Sunday 12 December 2010

Maps of memorials

I spent a bit of time looking at the UK National Inventory of War Memorials web site looking for memorials to add to OSM. I realised they need a lot of work to improve their data so I volunteered to help.

I received a set of instructions so I waded in. The job is to update a holding database that will be used to update the main database in time. The holding database has a list of memorials and the idea is to enter the information about people who are mentioned on the memorial, adding as much detail as is available. The holding database has links to data, either .TIF files that hold scanned images or PDFs that hold photgraphs. The scanned images are often hand-written notes from people who have visited the site. This is screaming out for crowd-sourcing. The disconnect between the person who visited and the person who edits is what has caused the errors and omissions that volunteers are trying to solve, but using the same disconnected system.

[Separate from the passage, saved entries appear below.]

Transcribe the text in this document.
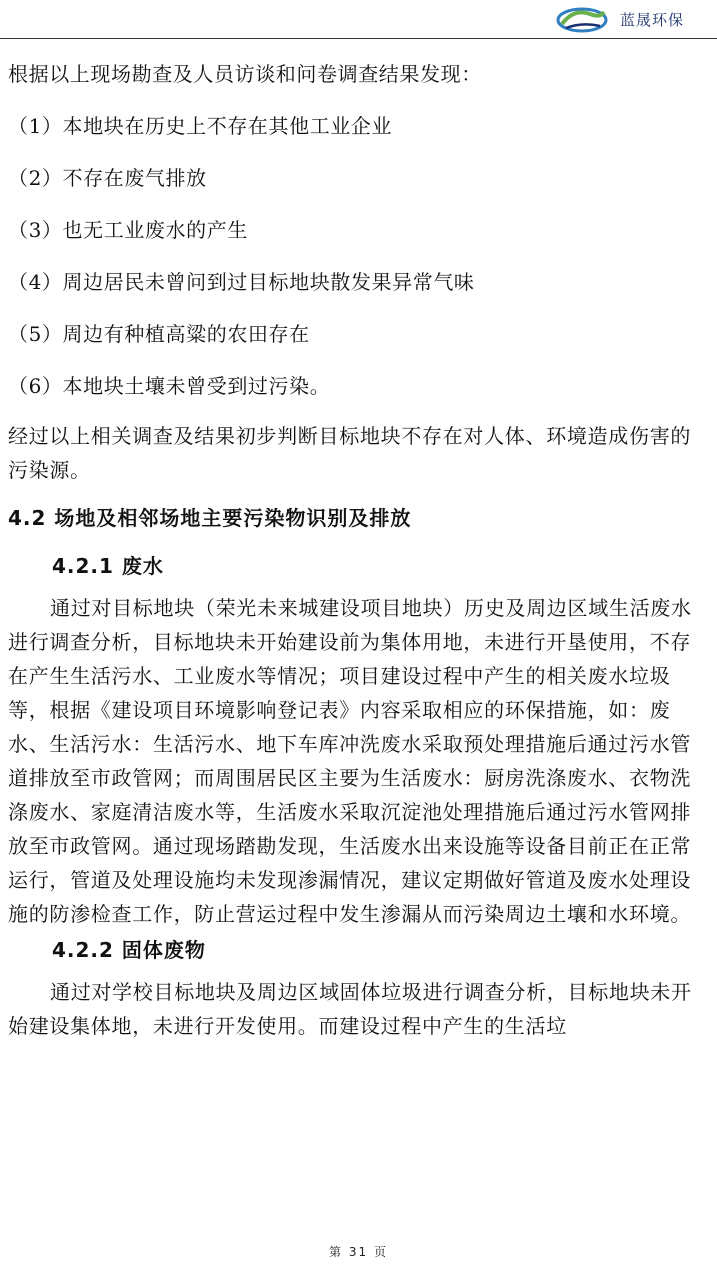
蓝晟环保
根据以上现场勘查及人员访谈和问卷调查结果发现：
（1）本地块在历史上不存在其他工业企业
（2）不存在废气排放
（3）也无工业废水的产生
（4）周边居民未曾问到过目标地块散发果异常气味
（5）周边有种植高粱的农田存在
（6）本地块土壤未曾受到过污染。
经过以上相关调查及结果初步判断目标地块不存在对人体、环境造成伤害的污染源。
4.2 场地及相邻场地主要污染物识别及排放
4.2.1 废水
通过对目标地块（荣光未来城建设项目地块）历史及周边区域生活废水进行调查分析，目标地块未开始建设前为集体用地，未进行开垦使用，不存在产生生活污水、工业废水等情况；项目建设过程中产生的相关废水垃圾等，根据《建设项目环境影响登记表》内容采取相应的环保措施，如：废水、生活污水：生活污水、地下车库冲洗废水采取预处理措施后通过污水管道排放至市政管网；而周围居民区主要为生活废水：厨房洗涤废水、衣物洗涤废水、家庭清洁废水等，生活废水采取沉淀池处理措施后通过污水管网排放至市政管网。通过现场踏勘发现，生活废水出来设施等设备目前正在正常运行，管道及处理设施均未发现渗漏情况，建议定期做好管道及废水处理设施的防渗检查工作，防止营运过程中发生渗漏从而污染周边土壤和水环境。
4.2.2 固体废物
通过对学校目标地块及周边区域固体垃圾进行调查分析，目标地块未开始建设集体地，未进行开发使用。而建设过程中产生的生活垃
第 31 页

The first .TIF file I opened had 1667 pages of scanned images, relating to even more memorials and because they are just bitmaps there's no searching or index available. The first PDF I opened had a horrible photo that was barely readable. The memorials I am part-way through has 1200+ names on it, all need amendments.

It is, however, very satisfying being able to correctly name and identify these men (almost exclusively men in WWI) making it possible for people to trace relatives' memorials. I will stick at it.

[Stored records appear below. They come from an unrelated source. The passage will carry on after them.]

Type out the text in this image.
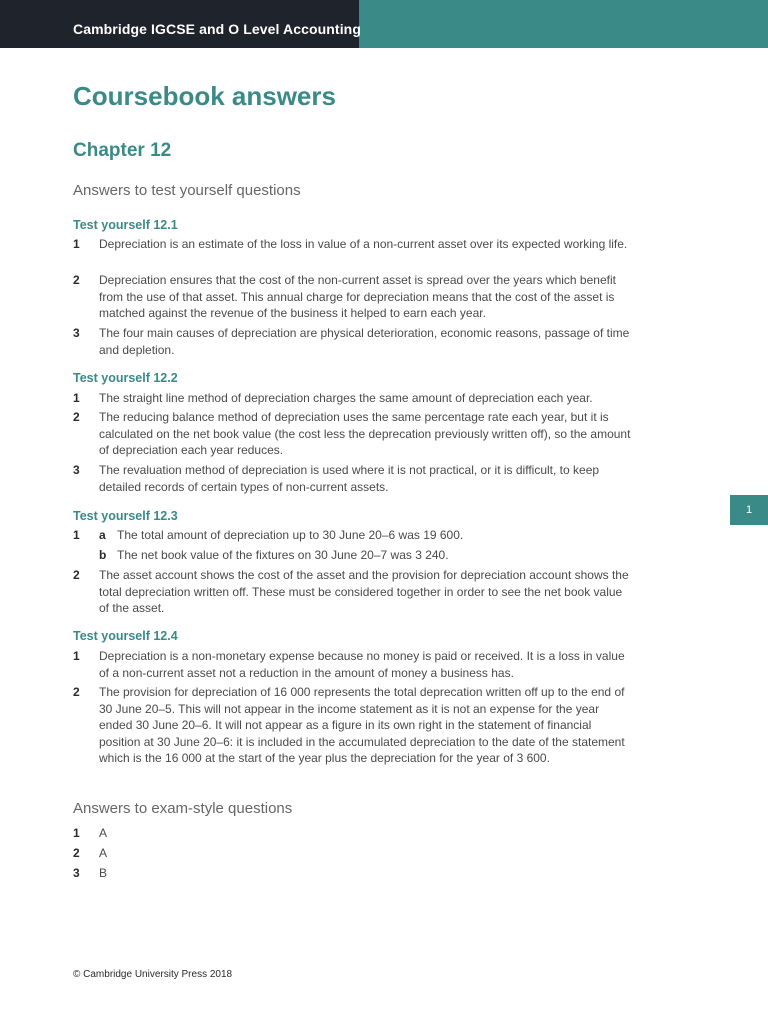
Cambridge IGCSE and O Level Accounting
Coursebook answers
Chapter 12
Answers to test yourself questions
Test yourself 12.1
1 Depreciation is an estimate of the loss in value of a non-current asset over its expected working life.
2 Depreciation ensures that the cost of the non-current asset is spread over the years which benefit from the use of that asset. This annual charge for depreciation means that the cost of the asset is matched against the revenue of the business it helped to earn each year.
3 The four main causes of depreciation are physical deterioration, economic reasons, passage of time and depletion.
Test yourself 12.2
1 The straight line method of depreciation charges the same amount of depreciation each year.
2 The reducing balance method of depreciation uses the same percentage rate each year, but it is calculated on the net book value (the cost less the deprecation previously written off), so the amount of depreciation each year reduces.
3 The revaluation method of depreciation is used where it is not practical, or it is difficult, to keep detailed records of certain types of non-current assets.
Test yourself 12.3
1 a The total amount of depreciation up to 30 June 20–6 was 19 600.
b The net book value of the fixtures on 30 June 20–7 was 3 240.
2 The asset account shows the cost of the asset and the provision for depreciation account shows the total depreciation written off. These must be considered together in order to see the net book value of the asset.
Test yourself 12.4
1 Depreciation is a non-monetary expense because no money is paid or received. It is a loss in value of a non-current asset not a reduction in the amount of money a business has.
2 The provision for depreciation of 16 000 represents the total deprecation written off up to the end of 30 June 20–5. This will not appear in the income statement as it is not an expense for the year ended 30 June 20–6. It will not appear as a figure in its own right in the statement of financial position at 30 June 20–6: it is included in the accumulated depreciation to the date of the statement which is the 16 000 at the start of the year plus the depreciation for the year of 3 600.
Answers to exam-style questions
1 A
2 A
3 B
1
© Cambridge University Press 2018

The coordinator does seem interested in adding a map to their web site. I knocked up an example OSM map based on extracted UK, OSM data using historic=memorial and that quickly showed that differentiating war memorials from all kinds of other memorials is not straightforward. If you are adding a war memorial please add a tag memorial=war_memorial to differentiate it from others such as blue plaques. 

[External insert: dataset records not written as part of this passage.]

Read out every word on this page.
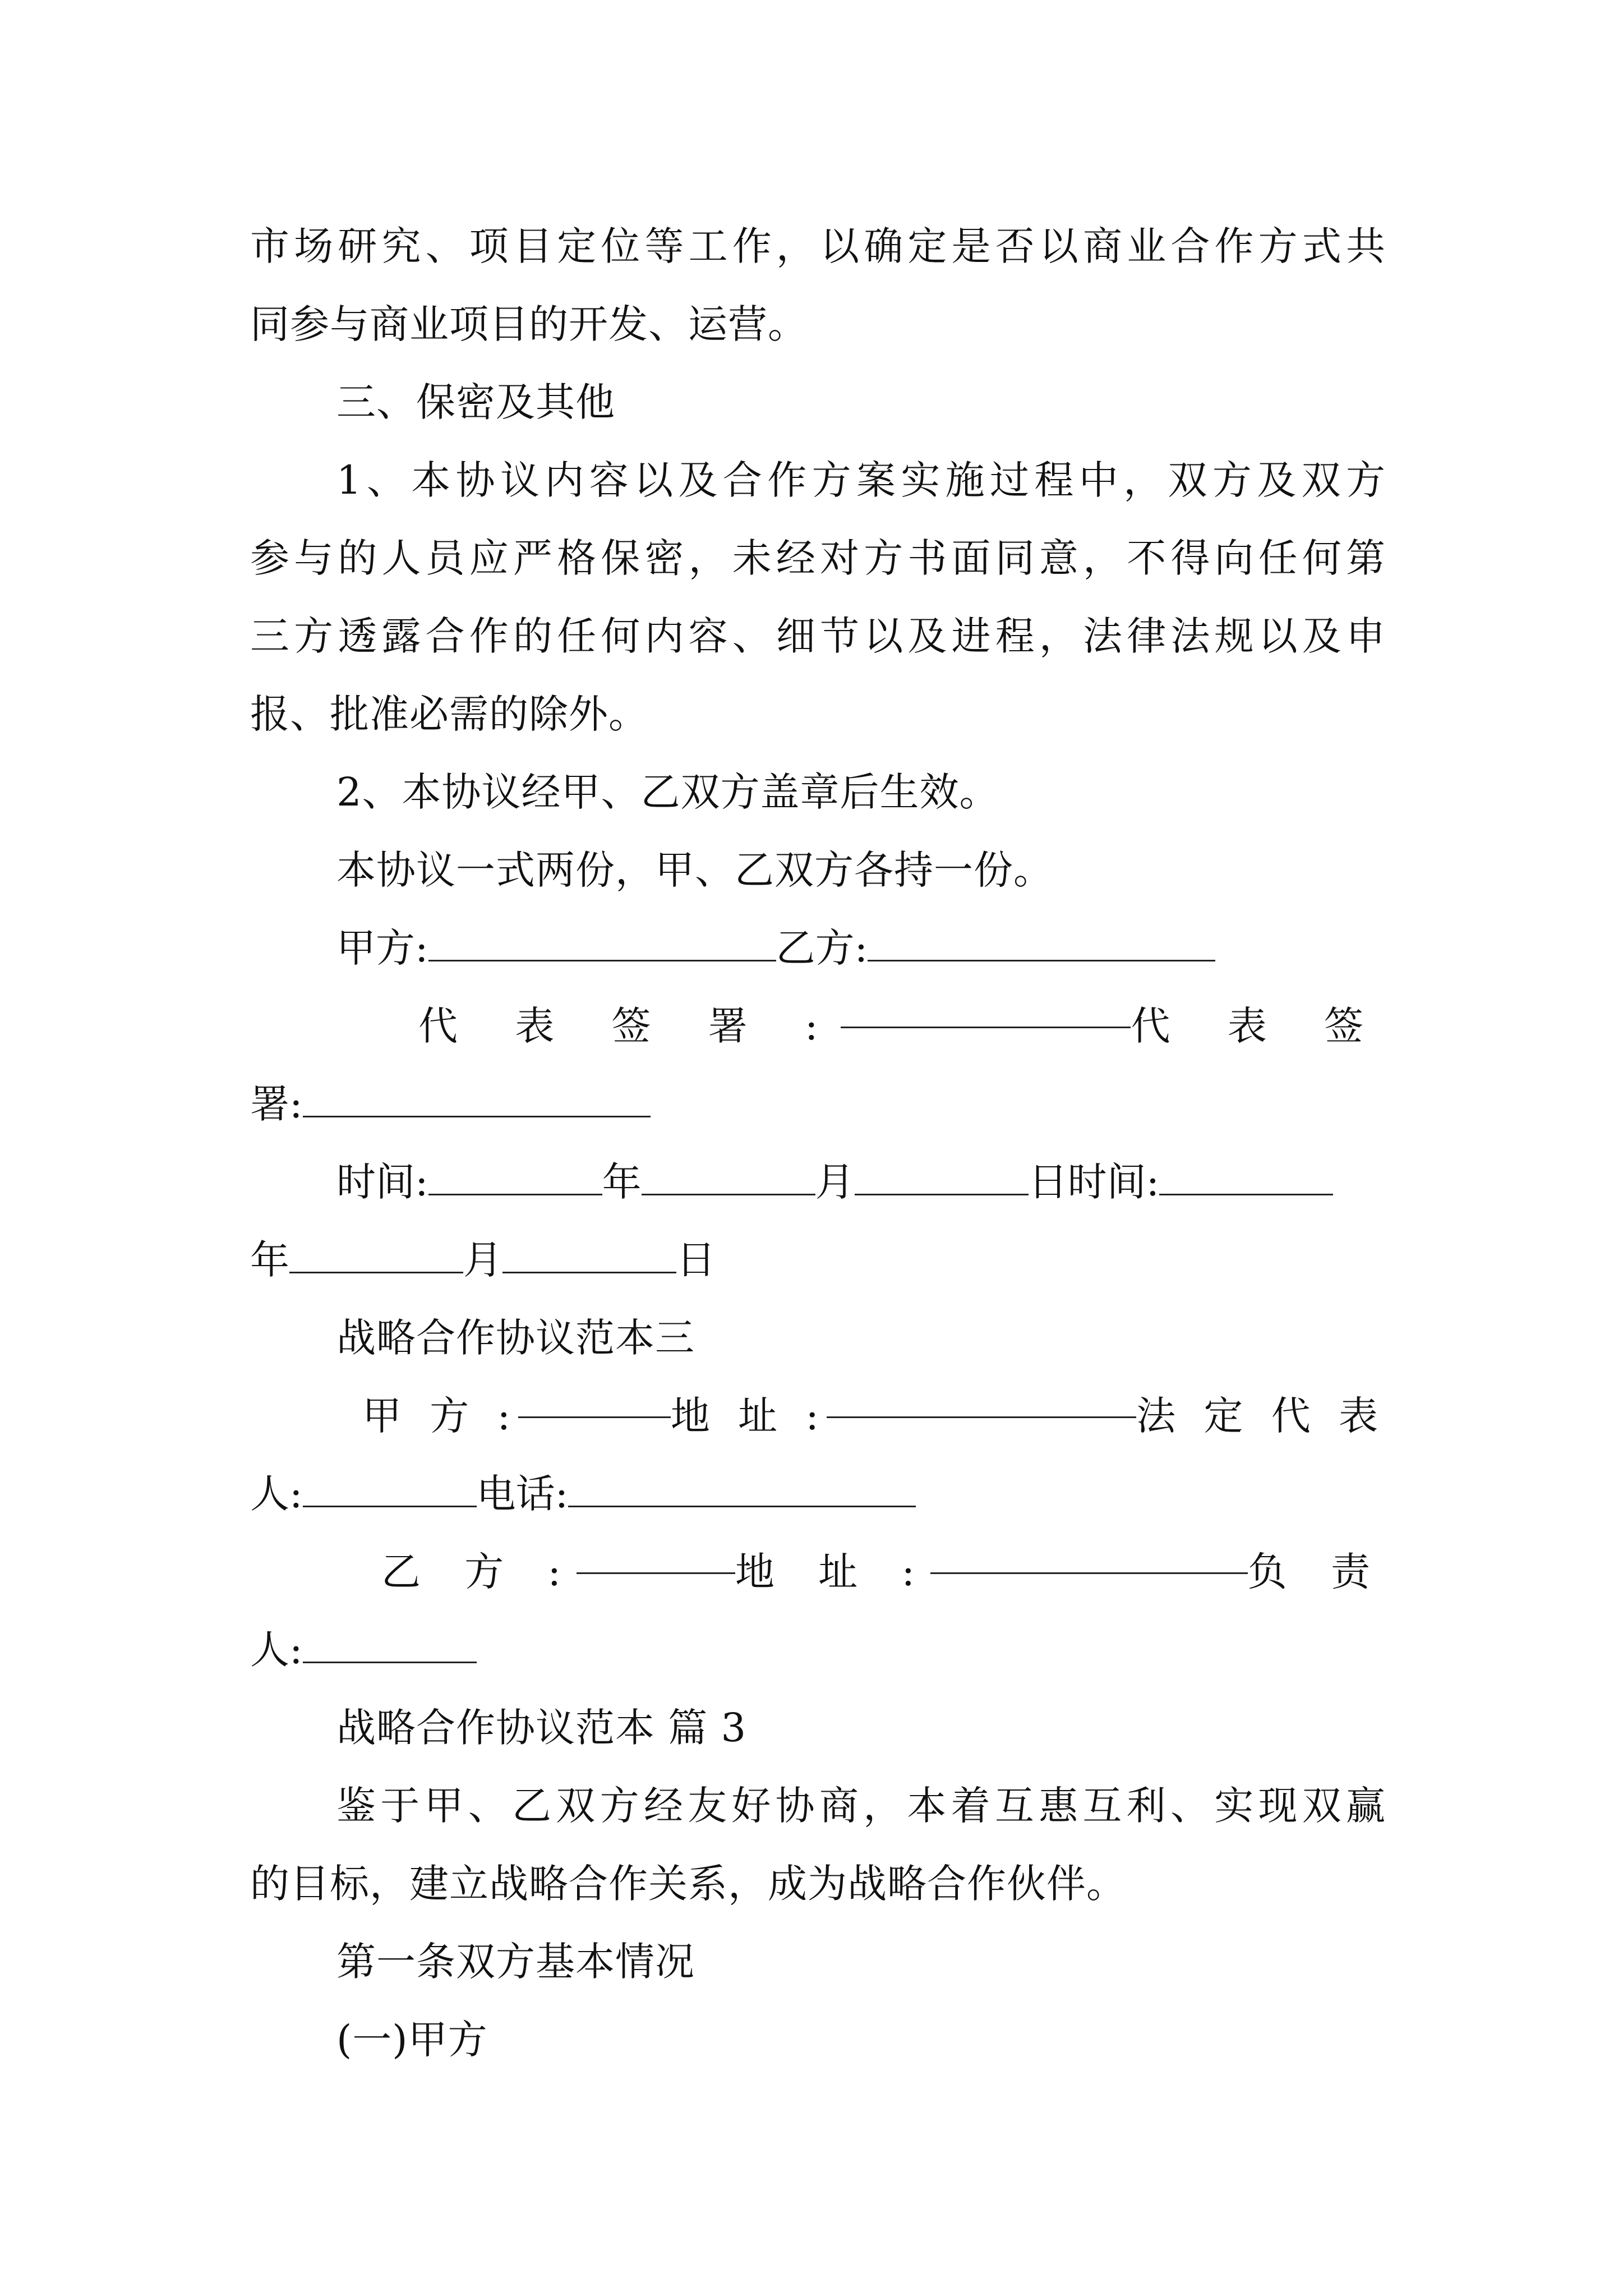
市场研究、项目定位等工作，以确定是否以商业合作方式共
同参与商业项目的开发、运营。
三、保密及其他
1、本协议内容以及合作方案实施过程中，双方及双方
参与的人员应严格保密，未经对方书面同意，不得向任何第
三方透露合作的任何内容、细节以及进程，法律法规以及申
报、批准必需的除外。
2、本协议经甲、乙双方盖章后生效。
本协议一式两份，甲、乙双方各持一份。
甲方:	乙方:
代 表 签 署 :	代 表 签
署:
时间:	年	月	日时间:
年	月	日
战略合作协议范本三
甲 方 :	地 址 :	法 定 代 表
人:	电话:
乙 方 :	地 址 :	负 责
人:
战略合作协议范本 篇 3
鉴于甲、乙双方经友好协商，本着互惠互利、实现双赢
的目标，建立战略合作关系，成为战略合作伙伴。
第一条双方基本情况
(一)甲方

I want to encourage them to use an OSM-based map, using their data and then they may release their data for use in OSM generally. I have yet to break it to them that every memorial will need a location and the 6 figure OS grid reference they hold for some of them is nothing like accurate enough since it only ties the memorial down to 10,000 square metres, and that's if it's correct. A crowd-sourcing approach to position the memorials more accurately might be in order.